Membujuk pihak lain untuk mengubah posisi awalnya adalah strategi yang baik dalam negosiasi. Dianjurkan agar masing-masing pihak berkonsentrasi pada apa yang penting bagi mereka, dan untuk membujuk pihak lain untuk menerima tawaran itu, dan juga membuat beberapa konsesi jika perlu. Yang paling penting, itu akan melayani manajer dengan baik jika mereka bernegosiasi sebelumnya sebelum datang ke meja perundingan. Beberapa negara yang berpartisipasi menyelesaikan perbedaan mereka sebelumnya berdasarkan budaya, perilaku, dan cara mereka berbisnis. Manajer perlu melakukan penelitian regional untuk mengidentifikasi negara-negara tersebut, dan ketika negara-negara tersebut diidentifikasi; terlibat dalam negosiasi backdoor disarankan karena itulah cara bisnis dilakukan oleh negara-negara tersebut. Sangat penting untuk menghindari taktik menyesatkan pihak lain karena dapat menimbulkan, atau mengarah ke masalah potensial di masa depan.

Mereka juga menyarankan agar para pihak memutuskan jauh sebelum waktu apa yang bersedia mereka berikan kepada pihak lain. Strategi ini akan bervariasi sesuai dengan budaya pihak lain. Memberikan informasi terbatas adalah strategi yang baik untuk tidak menyerah pada kekuatan negosiasi, dan mencari informasi dari pihak lain membantu untuk memahami jenis informasi apa yang harus diberikan.

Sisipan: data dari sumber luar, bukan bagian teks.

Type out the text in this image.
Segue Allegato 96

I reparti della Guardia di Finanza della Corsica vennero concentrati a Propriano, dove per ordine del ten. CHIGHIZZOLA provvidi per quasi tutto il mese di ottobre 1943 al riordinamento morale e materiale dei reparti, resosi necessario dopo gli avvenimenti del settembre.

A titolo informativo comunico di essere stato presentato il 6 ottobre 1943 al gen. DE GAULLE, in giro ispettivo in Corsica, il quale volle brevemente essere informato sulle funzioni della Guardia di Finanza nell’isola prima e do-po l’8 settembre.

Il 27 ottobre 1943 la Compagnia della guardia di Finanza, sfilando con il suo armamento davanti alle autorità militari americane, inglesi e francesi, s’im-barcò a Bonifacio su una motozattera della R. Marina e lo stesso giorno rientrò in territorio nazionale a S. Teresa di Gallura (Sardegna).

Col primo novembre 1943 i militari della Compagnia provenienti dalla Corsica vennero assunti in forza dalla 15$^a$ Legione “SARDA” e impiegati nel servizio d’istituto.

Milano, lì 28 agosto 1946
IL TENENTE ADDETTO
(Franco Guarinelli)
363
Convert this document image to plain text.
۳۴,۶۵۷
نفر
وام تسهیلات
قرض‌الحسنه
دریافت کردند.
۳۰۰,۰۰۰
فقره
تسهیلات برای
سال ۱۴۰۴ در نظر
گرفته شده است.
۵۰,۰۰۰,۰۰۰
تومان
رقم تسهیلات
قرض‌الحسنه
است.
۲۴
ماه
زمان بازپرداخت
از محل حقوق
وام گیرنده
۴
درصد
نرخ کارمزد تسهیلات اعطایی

Kontrak bervariasi sesuai dengan budaya negara yang berpartisipasi. Sementara kontrak nilai Amerika Serikat sebagai dokumen yang mengikat, beberapa melihatnya sebagai penghinaan, beberapa sebagai kurangnya kepercayaan, yang lain mungkin mengingkari hal itu karena tekanan politik atau ketidakstabilan, dan sebagian lagi akan melakukan bisnis pada kepercayaan dan pemahaman bersama. Siapa pun negara itu, memahami budaya dan perilakunya adalah kunci menuju negosiasi yang berhasil dan cara menghasilkan keuntungan.